There’s a high chance that you haven’t heard of Dawson City, a small town in Yukon, Canada, with a population of 1,375, but for a brief time it was the city that represented the “American dream”, a town where you could finally make it. It’s a place that has always been inhabited, in prehistoric times the area was used for agriculture by the Hän-speaking people of the Tr’ondëk Hwëch’in.
The heart of their homeland was Tr’ochëk, a fishing camp at the confluence of the Klondike River and Yukon River. It has always been an important gathering place, full of historical and significant importance. The current settlement was founded by Joseph Ladue and named in January 1897 after noted Canadian geologist George M. Dawson, who had explored and mapped the region in 1887. Dawson City soon became the hub for the Canadian Gold Rush which brought an impressive amount of prospectors (approximately 100,000) swarming to the area, eager to get rich quick. So, how did the thriving city at the turn of the 20th century become a forgotten little town frozen in time?
Director Bill Morrison pieces together the extraordinary true history of this city using a long-lost collection of 533 nitrate film prints from the early 1900s. Aside from being the centre of the Gold Rush, Dawson city was also the final stop for a distribution chain that sent prints and newsreels to the Yukon. The films were seldom, if ever, returned. The studios told the town to simply get rid of the reels, which upon reflection seems like such a waste and sadly many reels which discarded into the yukon river or set on fire.
The infamous Dawson City Collection was uncovered in 1978 when a bulldozer working its way through a parking lot dug up a horde of film cans, in an old swimming pool which had been filled in. This how the film starts, with footage of diggers bringing up the frozen earth to reveal the treasures hidden underneath the snow. It’s a moment of awe and wonder, as it is estimated that 75% of film produced in the silent movie era have been lost. As a film graduate and a silent film enthusiast, I can’t help but wonder what wonders have been lost to time and can only imagine of how the films would have looked like. It seems like such a reflection of our throw-away culture, that we have so carelessly treated items of significant in such a shameful way.
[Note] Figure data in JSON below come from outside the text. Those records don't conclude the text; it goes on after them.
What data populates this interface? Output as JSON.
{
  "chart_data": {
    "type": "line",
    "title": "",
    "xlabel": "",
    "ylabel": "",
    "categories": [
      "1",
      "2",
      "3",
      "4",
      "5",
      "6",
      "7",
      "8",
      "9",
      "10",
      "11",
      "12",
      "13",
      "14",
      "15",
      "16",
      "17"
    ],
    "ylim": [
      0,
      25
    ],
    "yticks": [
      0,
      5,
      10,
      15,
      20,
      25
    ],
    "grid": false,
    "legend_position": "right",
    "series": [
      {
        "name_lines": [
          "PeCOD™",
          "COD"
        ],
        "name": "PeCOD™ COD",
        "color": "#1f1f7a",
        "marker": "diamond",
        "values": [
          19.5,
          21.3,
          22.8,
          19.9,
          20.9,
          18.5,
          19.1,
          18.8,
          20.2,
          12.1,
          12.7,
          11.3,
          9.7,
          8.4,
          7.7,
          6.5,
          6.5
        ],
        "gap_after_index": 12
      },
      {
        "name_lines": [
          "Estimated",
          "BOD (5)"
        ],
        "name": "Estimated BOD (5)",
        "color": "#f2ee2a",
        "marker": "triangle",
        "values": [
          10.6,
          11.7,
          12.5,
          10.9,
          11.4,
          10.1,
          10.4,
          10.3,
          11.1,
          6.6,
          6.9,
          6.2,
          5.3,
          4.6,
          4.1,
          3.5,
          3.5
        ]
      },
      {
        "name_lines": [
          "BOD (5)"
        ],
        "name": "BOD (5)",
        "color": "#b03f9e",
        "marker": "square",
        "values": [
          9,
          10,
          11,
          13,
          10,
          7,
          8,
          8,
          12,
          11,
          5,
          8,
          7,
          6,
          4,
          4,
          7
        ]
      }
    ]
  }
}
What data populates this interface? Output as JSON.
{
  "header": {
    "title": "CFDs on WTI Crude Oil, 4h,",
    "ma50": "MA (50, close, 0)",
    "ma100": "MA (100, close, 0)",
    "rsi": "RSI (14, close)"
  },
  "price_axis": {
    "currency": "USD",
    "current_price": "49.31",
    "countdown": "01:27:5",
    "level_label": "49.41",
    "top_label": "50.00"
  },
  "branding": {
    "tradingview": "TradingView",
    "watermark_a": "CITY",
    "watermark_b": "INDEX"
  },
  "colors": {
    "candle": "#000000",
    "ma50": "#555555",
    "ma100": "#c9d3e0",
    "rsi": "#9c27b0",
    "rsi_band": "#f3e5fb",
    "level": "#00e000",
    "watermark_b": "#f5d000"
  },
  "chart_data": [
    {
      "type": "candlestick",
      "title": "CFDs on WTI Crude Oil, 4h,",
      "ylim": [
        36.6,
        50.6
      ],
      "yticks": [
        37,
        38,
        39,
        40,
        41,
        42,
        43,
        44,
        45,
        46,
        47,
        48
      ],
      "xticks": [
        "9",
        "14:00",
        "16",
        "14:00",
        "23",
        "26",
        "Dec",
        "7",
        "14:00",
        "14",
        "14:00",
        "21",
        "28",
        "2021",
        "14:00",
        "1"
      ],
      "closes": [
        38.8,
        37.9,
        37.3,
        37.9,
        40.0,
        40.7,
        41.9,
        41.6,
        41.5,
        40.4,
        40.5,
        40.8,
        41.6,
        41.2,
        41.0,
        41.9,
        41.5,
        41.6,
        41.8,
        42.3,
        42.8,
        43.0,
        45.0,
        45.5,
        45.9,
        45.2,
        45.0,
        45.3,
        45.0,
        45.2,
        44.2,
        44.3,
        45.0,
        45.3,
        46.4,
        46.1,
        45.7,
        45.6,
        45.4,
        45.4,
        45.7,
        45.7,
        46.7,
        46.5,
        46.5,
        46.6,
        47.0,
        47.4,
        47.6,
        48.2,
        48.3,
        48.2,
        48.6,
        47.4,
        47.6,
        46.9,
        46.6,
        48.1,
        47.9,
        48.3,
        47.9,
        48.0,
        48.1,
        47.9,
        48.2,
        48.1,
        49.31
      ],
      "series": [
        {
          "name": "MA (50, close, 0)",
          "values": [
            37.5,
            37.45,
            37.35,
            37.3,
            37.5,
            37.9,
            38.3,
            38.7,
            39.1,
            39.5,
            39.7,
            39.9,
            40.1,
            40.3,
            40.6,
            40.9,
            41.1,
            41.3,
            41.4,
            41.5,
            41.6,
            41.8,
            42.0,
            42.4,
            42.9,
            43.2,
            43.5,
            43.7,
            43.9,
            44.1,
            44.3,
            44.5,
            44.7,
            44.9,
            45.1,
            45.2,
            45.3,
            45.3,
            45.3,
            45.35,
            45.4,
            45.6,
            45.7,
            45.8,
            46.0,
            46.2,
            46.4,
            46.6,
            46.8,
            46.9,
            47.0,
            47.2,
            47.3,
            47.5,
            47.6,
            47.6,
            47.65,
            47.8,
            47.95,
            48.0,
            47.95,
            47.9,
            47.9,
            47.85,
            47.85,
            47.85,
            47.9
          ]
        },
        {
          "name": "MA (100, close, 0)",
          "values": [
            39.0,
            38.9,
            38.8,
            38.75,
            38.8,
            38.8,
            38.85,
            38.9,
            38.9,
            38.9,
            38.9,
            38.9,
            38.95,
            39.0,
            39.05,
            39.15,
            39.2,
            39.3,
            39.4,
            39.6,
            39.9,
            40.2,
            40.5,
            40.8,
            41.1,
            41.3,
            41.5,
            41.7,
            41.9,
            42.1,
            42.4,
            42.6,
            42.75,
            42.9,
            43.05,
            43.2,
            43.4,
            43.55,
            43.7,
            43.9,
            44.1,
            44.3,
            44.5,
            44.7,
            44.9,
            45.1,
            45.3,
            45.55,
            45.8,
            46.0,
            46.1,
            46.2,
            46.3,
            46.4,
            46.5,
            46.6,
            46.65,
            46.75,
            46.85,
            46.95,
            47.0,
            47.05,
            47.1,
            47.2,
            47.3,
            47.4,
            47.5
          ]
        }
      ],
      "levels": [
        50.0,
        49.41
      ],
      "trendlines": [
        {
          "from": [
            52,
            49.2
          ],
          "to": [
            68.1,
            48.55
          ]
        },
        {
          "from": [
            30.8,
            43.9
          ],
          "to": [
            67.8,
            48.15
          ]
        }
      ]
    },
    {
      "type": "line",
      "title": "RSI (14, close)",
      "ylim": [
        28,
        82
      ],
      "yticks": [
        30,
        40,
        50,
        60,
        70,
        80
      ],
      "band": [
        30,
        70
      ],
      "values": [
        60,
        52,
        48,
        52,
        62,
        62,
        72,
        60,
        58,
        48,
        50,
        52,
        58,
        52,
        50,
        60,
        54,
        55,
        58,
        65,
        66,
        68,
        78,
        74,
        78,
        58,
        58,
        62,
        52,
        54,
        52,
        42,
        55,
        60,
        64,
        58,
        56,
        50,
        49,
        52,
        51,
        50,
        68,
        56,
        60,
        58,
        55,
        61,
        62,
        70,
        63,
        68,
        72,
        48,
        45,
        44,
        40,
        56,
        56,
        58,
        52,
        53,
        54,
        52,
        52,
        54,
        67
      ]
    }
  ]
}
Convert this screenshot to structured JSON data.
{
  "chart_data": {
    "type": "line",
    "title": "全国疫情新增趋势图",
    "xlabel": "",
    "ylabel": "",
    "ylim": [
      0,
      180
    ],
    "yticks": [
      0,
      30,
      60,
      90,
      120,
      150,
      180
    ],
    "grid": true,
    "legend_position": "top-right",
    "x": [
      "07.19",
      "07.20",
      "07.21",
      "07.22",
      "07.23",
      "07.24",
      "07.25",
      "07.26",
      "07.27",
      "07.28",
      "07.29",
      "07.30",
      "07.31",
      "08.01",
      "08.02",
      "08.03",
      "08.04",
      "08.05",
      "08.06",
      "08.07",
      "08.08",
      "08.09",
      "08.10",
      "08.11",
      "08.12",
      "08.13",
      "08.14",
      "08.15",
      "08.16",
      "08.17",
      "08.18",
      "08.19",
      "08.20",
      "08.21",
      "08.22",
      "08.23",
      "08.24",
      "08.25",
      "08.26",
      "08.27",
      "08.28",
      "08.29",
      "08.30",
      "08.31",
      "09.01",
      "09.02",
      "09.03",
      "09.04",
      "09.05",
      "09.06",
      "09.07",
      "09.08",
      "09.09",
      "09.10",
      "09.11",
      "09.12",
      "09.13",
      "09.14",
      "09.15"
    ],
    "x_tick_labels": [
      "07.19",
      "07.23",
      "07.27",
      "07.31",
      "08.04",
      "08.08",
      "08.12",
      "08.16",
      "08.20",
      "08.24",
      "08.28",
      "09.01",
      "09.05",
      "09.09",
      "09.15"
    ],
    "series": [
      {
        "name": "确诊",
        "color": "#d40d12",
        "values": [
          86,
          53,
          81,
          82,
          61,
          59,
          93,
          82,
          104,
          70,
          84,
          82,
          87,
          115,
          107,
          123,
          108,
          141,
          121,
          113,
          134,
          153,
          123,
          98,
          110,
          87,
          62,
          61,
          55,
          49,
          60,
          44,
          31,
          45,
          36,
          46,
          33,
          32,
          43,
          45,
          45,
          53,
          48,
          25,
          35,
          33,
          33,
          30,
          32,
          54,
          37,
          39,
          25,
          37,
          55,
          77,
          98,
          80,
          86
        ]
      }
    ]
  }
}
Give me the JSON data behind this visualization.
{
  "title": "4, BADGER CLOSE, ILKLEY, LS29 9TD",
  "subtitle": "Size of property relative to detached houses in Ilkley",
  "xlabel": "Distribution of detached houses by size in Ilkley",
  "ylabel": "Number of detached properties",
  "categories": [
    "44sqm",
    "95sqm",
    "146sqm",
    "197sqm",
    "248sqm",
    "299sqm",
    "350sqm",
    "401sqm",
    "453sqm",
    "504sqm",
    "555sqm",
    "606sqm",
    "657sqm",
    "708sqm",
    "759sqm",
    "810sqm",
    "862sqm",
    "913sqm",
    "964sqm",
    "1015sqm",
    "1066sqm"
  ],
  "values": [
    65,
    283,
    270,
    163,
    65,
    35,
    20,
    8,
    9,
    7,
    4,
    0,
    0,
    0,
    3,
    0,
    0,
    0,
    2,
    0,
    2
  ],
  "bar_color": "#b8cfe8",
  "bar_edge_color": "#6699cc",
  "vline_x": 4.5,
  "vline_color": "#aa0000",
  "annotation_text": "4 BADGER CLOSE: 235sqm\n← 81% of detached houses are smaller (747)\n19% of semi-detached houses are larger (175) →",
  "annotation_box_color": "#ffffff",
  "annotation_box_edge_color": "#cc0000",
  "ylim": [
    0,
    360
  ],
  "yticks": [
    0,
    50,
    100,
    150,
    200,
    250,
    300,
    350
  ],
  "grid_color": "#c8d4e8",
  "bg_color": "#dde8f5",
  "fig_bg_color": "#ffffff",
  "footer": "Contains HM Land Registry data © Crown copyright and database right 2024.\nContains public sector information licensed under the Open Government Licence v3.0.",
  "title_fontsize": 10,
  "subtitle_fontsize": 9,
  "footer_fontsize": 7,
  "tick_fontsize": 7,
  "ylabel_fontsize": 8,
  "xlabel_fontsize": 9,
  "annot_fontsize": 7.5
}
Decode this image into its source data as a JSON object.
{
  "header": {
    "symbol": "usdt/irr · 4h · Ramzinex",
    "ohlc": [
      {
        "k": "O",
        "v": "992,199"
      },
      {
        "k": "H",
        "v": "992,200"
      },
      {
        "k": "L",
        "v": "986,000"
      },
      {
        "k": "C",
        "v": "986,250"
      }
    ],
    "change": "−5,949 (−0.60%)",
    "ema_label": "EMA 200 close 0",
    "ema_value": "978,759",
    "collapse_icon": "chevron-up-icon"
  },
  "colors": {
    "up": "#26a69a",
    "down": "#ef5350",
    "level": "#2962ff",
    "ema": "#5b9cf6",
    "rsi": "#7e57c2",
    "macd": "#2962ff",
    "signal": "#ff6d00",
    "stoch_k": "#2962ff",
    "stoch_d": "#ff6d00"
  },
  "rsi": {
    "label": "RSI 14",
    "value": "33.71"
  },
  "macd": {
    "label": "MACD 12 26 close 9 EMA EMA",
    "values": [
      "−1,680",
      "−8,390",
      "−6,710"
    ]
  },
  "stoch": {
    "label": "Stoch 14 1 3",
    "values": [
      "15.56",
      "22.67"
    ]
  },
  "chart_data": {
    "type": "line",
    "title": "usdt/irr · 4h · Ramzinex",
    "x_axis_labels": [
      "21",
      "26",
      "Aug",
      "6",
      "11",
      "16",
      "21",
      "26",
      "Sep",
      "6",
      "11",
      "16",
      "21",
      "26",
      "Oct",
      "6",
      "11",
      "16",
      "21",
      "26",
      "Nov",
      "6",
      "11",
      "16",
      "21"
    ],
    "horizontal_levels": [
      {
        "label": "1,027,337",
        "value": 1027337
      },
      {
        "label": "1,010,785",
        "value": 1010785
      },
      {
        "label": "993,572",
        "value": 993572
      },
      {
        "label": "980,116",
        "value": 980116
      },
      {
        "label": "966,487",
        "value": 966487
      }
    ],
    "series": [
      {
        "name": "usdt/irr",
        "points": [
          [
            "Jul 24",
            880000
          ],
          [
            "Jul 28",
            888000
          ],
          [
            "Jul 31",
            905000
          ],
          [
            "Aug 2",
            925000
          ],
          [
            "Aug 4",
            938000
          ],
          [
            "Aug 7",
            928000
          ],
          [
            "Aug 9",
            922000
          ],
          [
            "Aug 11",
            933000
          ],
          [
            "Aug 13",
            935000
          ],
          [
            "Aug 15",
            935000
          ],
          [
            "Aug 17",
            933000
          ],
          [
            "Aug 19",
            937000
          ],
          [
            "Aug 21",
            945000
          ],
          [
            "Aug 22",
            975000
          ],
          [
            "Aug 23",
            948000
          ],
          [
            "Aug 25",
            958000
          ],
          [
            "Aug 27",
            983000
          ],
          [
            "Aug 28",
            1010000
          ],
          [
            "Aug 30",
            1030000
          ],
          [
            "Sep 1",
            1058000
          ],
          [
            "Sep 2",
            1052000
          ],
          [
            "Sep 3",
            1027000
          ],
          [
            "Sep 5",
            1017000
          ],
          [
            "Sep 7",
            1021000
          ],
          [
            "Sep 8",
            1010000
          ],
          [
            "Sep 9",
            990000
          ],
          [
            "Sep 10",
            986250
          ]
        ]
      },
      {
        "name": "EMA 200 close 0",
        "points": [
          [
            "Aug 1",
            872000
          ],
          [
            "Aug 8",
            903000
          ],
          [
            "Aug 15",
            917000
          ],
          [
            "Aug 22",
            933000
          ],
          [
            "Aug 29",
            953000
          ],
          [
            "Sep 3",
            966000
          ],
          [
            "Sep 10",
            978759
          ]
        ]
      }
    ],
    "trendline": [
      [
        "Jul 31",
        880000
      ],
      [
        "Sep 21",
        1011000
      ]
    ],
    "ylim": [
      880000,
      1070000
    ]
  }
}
Morrison uses these permafrost-protected, rare silent films and newsreels, pairing them with archival footage, interviews, historical photographs, to document the growth of this iconic little town in a touching and moving way. There is footage from such classic films as Charlie Chaplin’s Gold Rush and Ted Browning’s Freaks, paired with footage from forgotten dramas like The Unpardonable Sin and A Stolen Paradise. There is no voice over narration, just a few brief sentences on screen telling us what occurred and a moving score from Sigur Rós collaborator and composer Alex Somers, the images speak louder than words. The end result is an experience like no other, this is the closest we will get to travelling in time. This film is our window into a forgotten past and I urge anyone who apperications the art of cinema to seek this out.